Получение мельницы открывало широкие дороги впереди. Мельница давала нам не только плату за помол — четыре фунта с пуда зерна, но давала и отруби — самый драгоценный корм для наших животных.

Мельница имела значение и в другом разрезе: она ставила нас в новые отношения ко всему окрестному селянству, и эти отношения давали нам возможность вести ответственную большую политику. Мельница — это колонийский наркоминдел. Здесь шагу нельзя было ступить, чтобы не очутиться в сложнейших переплетах тогдашних селянских коньюктур. В каждом селе были комнезамы, большею частью активные и дисциплинированные, были середняки, кругленькие и твердые, как горох, и, как горох, рассыпанные в отдельные, отталкивающиеся друг от друга силы, были и «хозяева» — кулаки, охмуревшие в своих хуторских редутах и одичавшие от законсервированной злобы и неприятных воспоминаний.

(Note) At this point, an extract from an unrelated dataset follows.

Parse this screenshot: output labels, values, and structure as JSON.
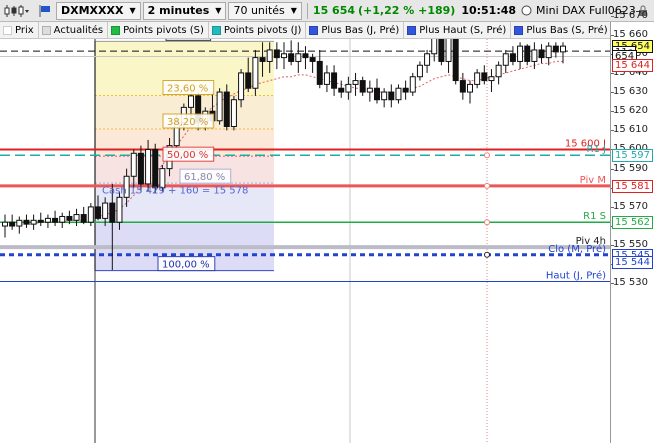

Получивши мельницу в свое распоряжение, мы сразу обьявили, что желаем иметь дело с целыми коллективами и коллективам будем предоставлять первую очередь. Просили производить запись коллективов заранее. Незаможники легко сбивались в такие коллективы, приезжали своевременно, строго подчинялись своим уполномоченным, очень просто и быстро производили расчет, и работа на мельнице катилась, как по рельсам. «Хозяева» составили коллективы небольшие, но крепко сбитые взаимными симпатиями и родственными связями. Они орудовали как‑то солидно‑молчаливо, и часто даже трудно было разобрать, кто у них старший.

Зато, когда приезжала на мельницу компания середняков, работа колонистов обращалась в каторгу. Они никогда не приезжали вместе, а растягивались на целый день. Бывал у них и уполномоченный, но он сдавал свое зерно, конечно, первым и немедленно уезжал домой, оставляя взволнованную разными подозрениями и несправедливостями толпу. Позавтракав — по случаю путешествия — с самогоном, наши клиенты приобретали большую наклонность к немедленному решению многих домашних конфликтов и после словесных прений и хватаний друг друга «за грудки» из клиентов обращались к обеду в пациентов перевязочного пункта Екатерины Григорьевны, в бешенство приводя колонистов. Командир девятого отряда, работавшего на мельнице, Осадчий нарочно приходил в больничку ссориться с Екатериной Григорьевной:

— На что вы его перевязываете? Разве их можно лечить? Это ж граки, вы их не знаете. Начнете лечить, так они все перережутся. Отдайте их нам, мы сразу вылечим. Лучше посмотрели бы, что на мельнице делается!

И девятый отряд и заведующий мельницей Денис Кудлатый, правду нужно сказать, умели лечить буянов и приводить их к порядку, с течением времени заслужив в этой области большую славу и добившись непогрешимого авторитета.

До обеда хлопцы еще спокойно стоят у станков посреди бушующего моря матерных эпиграмм, эманаций самогона, размахивающих рук, вырываемых друг у друга мешков и бесконечных расчетов на очередь, перепутанных с какими‑то другими расчетами и воспоминаниями. Наконец, хлопцы не выдерживают. Осадчий запирает мельницу и приступает к репрессиям. Тройку‑четверку самых пьяных и матерящихся члены девятого отряда, подержав секунду в обьятиях, берут под руки и выводят на берег Коломака. С самым деловым видом, мило разговаривая и уговаривая, их усаживают на берегу и с примерной добросовестностью обливают десятком ведер воды. Подвергаемый экзекуции сначала не может войти в суть происходящих событий и упорно возвращается к темам, затронутым на мельнице. Осадчий, расставив черные от загара ноги и заложив руки в карманы трусиков, внимательно прислушивается к бормотанию пациента и холодными серыми глазами следит за каждым его движением.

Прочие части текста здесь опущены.